From research showing that adults in an Amazon village had about equal competence to Harvard students at basic geometry, Elizabeth Spelke drew a striking lesson.
"Amazonian adults look like Harvard students, not like kids," Spelke, a professor of psychology, told a packed room at the Barker Center Thursday night. "We learned that knowledge of Euclidian geometry can develop in the absence of schooling."
The surprising results from the study of Brazil's Munduruku show that formal learning is not needed to develop navigational skills, said Spelke, director of the Laboratory for Developmental Studies.

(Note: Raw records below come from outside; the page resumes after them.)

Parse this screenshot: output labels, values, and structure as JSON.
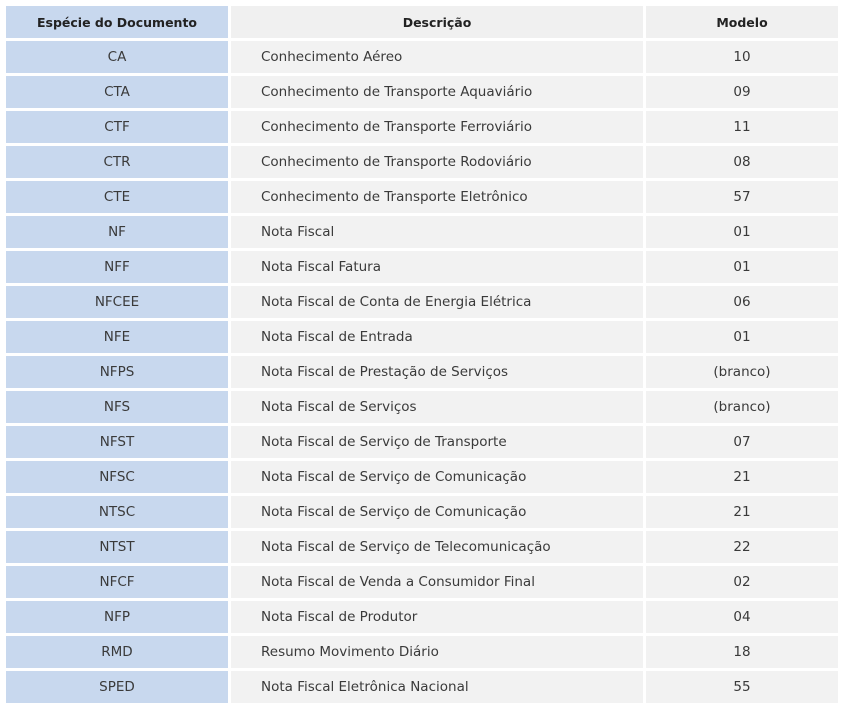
{
  "table": {
    "headers": {
      "code": "Espécie do Documento",
      "description": "Descrição",
      "model": "Modelo"
    },
    "rows": [
      {
        "code": "CA",
        "description": "Conhecimento Aéreo",
        "model": "10"
      },
      {
        "code": "CTA",
        "description": "Conhecimento de Transporte Aquaviário",
        "model": "09"
      },
      {
        "code": "CTF",
        "description": "Conhecimento de Transporte Ferroviário",
        "model": "11"
      },
      {
        "code": "CTR",
        "description": "Conhecimento de Transporte Rodoviário",
        "model": "08"
      },
      {
        "code": "CTE",
        "description": "Conhecimento de Transporte Eletrônico",
        "model": "57"
      },
      {
        "code": "NF",
        "description": "Nota Fiscal",
        "model": "01"
      },
      {
        "code": "NFF",
        "description": "Nota Fiscal Fatura",
        "model": "01"
      },
      {
        "code": "NFCEE",
        "description": "Nota Fiscal de Conta de Energia Elétrica",
        "model": "06"
      },
      {
        "code": "NFE",
        "description": "Nota Fiscal de Entrada",
        "model": "01"
      },
      {
        "code": "NFPS",
        "description": "Nota Fiscal de Prestação de Serviços",
        "model": "(branco)"
      },
      {
        "code": "NFS",
        "description": "Nota Fiscal de Serviços",
        "model": "(branco)"
      },
      {
        "code": "NFST",
        "description": "Nota Fiscal de Serviço de Transporte",
        "model": "07"
      },
      {
        "code": "NFSC",
        "description": "Nota Fiscal de Serviço de Comunicação",
        "model": "21"
      },
      {
        "code": "NTSC",
        "description": "Nota Fiscal de Serviço de Comunicação",
        "model": "21"
      },
      {
        "code": "NTST",
        "description": "Nota Fiscal de Serviço de Telecomunicação",
        "model": "22"
      },
      {
        "code": "NFCF",
        "description": "Nota Fiscal de Venda a Consumidor Final",
        "model": "02"
      },
      {
        "code": "NFP",
        "description": "Nota Fiscal de Produtor",
        "model": "04"
      },
      {
        "code": "RMD",
        "description": "Resumo Movimento Diário",
        "model": "18"
      },
      {
        "code": "SPED",
        "description": "Nota Fiscal Eletrônica Nacional",
        "model": "55"
      }
    ]
  }
}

Spelke, whose lab is renowned for research into the development of language and other bedrock cognitive skills, focused in her talk on research into how animals and humans place themselves and navigate. The experiments involve spinning research subjects—whether humans or lab rats—until they lose their bearings, and studying how they reorient themselves in a spartan room.
Infants and toddlers are adept at using geometric clues to orient themselves in three-dimensional space to find a hidden toy, but less so if their bearings have been disturbed. Lab rats had the same problem, and were unable to process complex decisions or to integrate more than one element. Somewhere along the development continuum, humans, whether at Harvard or in a village along the Amazon, develop the ability to integrate a second distinguishing characteristic—such as a wall painted a different color—to get their bearings. The function of navigation is innate to humans.
The frontier is in understanding how it develops.
"How does it become natural to us?" she asked.
Spelke found no differences in navigational skills based on gender.
"There are no sex differences," she said. "People are really good at this. It's something we do without being aware of it."
But with more dependence on computers and robots, our abilities might be at risk, she said, seizing on an audience member's question about the effects of technology, such as smartphones, on child development.
"I am worried we're all going to be using GPSes all the time," Spelke said. "The Mundurukus are better than Harvard students because they have to keep navigating all the time."
Drivers in modern societies rely heavily on GPS navigation. Looking at a map is almost old-fashioned.
"I'm worried it will cause our systems to atrophy," Spelke said.
"We're doing this enormous experiment on ourselves and our children and grandchildren," she said. "Innate systems disappear if you don't use them. It's a real question of what's going to happen with all this."